Короткое, но бурное царствование Павла I неожиданно и резко смело хлипкий антураж «законной» монархии и, наводя ужас на дворянство, успевшее привыкнуть к атмосфере вольностей, воскресило самодержавие в «полном обнажении [его] сущности»[503]
. «Одно понятие: самодержавие, одно желание: самодержавие неограниченное были двигателями всех действий Павла. В его царствование Россия обратилась почти в Турцию», — утверждал вовсе не вольнолюбивый член тайного общества, а крупный государственный чиновник М. А. Корф. «…Он начал господствовать всеобщим ужасом, не следуя никаким Уставам, кроме своей прихоти; считал нас не подданными, а рабами…», — возмущался основатель русского политического консерватизма Карамзин. Воззрения и поступки нового императора не предполагали никаких неотъемлемых прав для его подданных, вне зависимости от их сословной принадлежности, напротив, он хотел «всех сравнять в одинаковом бесправии перед своей самодержавной властью, по формуле: „У меня велик только тот, с кем я говорю и пока я говорю“»[504]. «…Вы существуете только для того, чтобы слушаться моих приказаний!» — эти слова, однажды в раздражении сказанные самодержцем своему церемониймейстеру Ф. Г. Головкину, без всякой натяжки можно считать девизом его внутренней политики. Именно при Павле была найдена формула русского самодержавия, ставшая позднее первой статьёй Свода законов Российской империи: «Император Всероссийский есть монарх самодержавный и неограниченный. Повиноваться верховной Его власти не токмо за страх, но и за совесть Сам Бог повелевает».Павловская идеология находилась в откровенной оппозиции Просвещению, это своего рода реакционный (пред)романтизм (Пушкин, кстати, величал Павла «романтическим императором»). Тут причудливым образом переплелись старомосковские традиции, прусский милитаристский абсолютизм, утопия возрождения средневекового рыцарства и внеконфессиональный христианский мистицизм. Этот сложный и резкий на вкус коктейль произвёл на современников шоковое впечатление. По словам убеждённого «охранителя» Вигеля, «[т]ридцать пять лет приучали нас почитать себя в Европе; вдруг мы переброшены в самую глубину Азии и должны трепетать перед восточным владыкою, одетым, однако же, в мундир прусского покроя, с претензиями на новейшую французскую любезность и рыцарский дух средних веков».

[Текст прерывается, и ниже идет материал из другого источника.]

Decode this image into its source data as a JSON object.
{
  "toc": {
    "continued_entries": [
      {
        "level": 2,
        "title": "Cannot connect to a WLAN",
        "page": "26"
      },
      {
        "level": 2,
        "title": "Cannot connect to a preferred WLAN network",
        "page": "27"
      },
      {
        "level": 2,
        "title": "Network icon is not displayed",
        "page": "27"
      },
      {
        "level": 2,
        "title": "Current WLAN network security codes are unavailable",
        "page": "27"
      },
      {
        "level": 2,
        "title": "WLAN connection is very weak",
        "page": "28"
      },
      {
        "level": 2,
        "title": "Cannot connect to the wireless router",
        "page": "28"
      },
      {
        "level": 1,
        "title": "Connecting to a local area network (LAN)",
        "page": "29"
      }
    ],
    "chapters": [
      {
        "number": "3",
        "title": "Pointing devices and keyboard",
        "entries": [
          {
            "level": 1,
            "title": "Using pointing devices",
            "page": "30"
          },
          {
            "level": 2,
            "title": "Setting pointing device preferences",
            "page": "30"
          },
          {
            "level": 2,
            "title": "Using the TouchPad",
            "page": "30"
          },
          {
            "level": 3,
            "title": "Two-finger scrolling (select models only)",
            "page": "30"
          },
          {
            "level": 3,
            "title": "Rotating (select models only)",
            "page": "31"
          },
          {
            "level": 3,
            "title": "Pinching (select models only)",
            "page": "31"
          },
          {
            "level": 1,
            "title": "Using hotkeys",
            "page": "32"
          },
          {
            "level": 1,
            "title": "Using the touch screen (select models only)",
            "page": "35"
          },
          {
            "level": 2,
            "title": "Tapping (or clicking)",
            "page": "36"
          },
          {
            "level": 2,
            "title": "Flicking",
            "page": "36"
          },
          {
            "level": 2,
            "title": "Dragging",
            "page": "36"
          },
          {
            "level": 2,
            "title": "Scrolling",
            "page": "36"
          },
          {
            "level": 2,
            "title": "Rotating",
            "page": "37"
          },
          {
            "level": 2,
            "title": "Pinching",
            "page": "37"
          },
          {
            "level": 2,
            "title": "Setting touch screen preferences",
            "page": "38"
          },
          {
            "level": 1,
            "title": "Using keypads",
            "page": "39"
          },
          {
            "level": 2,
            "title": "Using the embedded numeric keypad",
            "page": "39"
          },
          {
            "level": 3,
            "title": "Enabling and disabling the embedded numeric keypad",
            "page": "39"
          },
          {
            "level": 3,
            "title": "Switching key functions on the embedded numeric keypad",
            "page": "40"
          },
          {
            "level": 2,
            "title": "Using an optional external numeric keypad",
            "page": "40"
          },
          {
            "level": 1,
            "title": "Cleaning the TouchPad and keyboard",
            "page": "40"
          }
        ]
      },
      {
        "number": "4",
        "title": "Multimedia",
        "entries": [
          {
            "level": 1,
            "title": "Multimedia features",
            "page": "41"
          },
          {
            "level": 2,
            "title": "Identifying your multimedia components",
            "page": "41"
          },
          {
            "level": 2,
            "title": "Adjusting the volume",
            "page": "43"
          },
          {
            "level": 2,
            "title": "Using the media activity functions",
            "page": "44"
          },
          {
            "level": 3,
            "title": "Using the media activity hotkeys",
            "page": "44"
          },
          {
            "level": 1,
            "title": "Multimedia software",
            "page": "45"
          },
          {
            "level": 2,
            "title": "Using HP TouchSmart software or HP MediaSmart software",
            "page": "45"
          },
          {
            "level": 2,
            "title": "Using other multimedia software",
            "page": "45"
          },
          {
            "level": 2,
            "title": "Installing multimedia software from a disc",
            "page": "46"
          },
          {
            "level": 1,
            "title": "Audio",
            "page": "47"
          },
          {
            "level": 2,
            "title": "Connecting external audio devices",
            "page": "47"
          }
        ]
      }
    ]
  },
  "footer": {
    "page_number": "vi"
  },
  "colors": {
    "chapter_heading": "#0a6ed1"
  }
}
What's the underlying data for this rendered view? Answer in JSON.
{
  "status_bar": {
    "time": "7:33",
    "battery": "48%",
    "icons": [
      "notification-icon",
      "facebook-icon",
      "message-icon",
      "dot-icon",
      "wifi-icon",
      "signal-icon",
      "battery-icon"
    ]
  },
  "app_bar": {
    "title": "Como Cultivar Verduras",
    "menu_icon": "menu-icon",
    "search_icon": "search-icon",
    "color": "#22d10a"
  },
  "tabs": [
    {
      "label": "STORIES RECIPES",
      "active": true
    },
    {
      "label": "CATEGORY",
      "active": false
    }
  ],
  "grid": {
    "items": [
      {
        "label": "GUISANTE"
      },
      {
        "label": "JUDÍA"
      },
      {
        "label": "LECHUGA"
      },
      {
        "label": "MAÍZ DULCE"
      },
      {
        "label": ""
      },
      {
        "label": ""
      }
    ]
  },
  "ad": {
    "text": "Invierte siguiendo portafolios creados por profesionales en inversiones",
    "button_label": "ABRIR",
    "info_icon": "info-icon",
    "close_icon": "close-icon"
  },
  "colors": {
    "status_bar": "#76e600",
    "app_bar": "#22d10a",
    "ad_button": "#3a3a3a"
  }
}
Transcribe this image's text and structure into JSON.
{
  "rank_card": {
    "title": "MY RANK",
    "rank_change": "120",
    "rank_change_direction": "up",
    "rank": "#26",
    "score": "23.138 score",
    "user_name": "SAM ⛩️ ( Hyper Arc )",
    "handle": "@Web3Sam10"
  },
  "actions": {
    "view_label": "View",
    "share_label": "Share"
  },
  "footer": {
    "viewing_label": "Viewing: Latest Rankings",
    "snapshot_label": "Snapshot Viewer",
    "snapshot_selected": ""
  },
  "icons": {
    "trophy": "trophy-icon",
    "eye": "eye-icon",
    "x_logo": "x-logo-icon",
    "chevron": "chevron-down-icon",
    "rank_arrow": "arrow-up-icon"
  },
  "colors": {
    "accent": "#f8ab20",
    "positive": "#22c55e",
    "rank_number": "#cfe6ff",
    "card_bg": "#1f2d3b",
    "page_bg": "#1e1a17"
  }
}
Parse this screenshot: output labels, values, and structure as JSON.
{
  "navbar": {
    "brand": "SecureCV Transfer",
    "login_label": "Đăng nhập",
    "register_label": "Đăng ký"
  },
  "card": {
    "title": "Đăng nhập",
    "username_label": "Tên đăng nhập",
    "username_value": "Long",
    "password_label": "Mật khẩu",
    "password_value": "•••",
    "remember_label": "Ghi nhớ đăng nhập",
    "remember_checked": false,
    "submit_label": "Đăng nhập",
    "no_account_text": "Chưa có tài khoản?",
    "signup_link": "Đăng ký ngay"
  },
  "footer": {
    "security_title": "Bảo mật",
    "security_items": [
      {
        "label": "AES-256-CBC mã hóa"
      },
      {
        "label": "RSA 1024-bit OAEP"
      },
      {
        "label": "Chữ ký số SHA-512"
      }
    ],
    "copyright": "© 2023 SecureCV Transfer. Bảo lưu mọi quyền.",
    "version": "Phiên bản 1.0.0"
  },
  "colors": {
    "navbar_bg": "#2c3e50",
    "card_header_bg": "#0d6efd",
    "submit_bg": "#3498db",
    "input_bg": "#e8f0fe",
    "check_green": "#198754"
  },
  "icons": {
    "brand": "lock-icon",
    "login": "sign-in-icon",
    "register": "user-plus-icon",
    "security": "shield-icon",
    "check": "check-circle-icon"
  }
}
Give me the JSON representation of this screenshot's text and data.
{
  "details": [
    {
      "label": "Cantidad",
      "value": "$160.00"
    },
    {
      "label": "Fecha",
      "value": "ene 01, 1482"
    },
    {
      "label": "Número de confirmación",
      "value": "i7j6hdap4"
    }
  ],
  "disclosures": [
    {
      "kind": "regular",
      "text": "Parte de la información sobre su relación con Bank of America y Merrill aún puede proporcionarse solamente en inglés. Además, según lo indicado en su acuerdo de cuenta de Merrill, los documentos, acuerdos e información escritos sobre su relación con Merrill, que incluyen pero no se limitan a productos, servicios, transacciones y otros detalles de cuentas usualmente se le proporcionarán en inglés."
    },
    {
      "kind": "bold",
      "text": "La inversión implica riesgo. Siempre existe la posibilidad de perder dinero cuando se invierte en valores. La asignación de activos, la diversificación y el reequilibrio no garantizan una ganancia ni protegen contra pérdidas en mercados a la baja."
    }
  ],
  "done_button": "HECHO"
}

Характерно вполне серьёзное восприятие императором своего титула «глава Церкви». Узаконив эту формулу в 1797 г. в Акте о престолонаследии, он тут же пожелал в качестве первосвященника служить литургию и быть духовником у своей семьи и министров, и только указание Синода на то, что второбрачному священнику (а Павел был женат дважды) по канонам совершать таинства запрещено, охладило его пыл. Эту интенцию чутко уловил будущий основоположник русского романтизма — совсем юный тогда В. А. Жуковский, в том же 1797 г. обратившийся к монарху от имени России как к «владыке, пастырю, иерарху»[505]
. (Ещё любопытный штрих к теме сакрализации образа Павла. В. Б. Шкловский рассказывает в «Сентиментальном путешествии», что в 1918 г., работая в комиссии по охране предметов старины, видел в бывшем дворце великого князя Николая Михайловича икону, возможно, написанную В. Л. Боровиковским, где Павел Петрович был изображён в виде архистратига Михаила.) Известно, что иезуит Габриель Грубер по поручению императора написал проект объединения Восточной и Западной церквей, который оказался на письменном столе венценосца 11 марта 1801 года.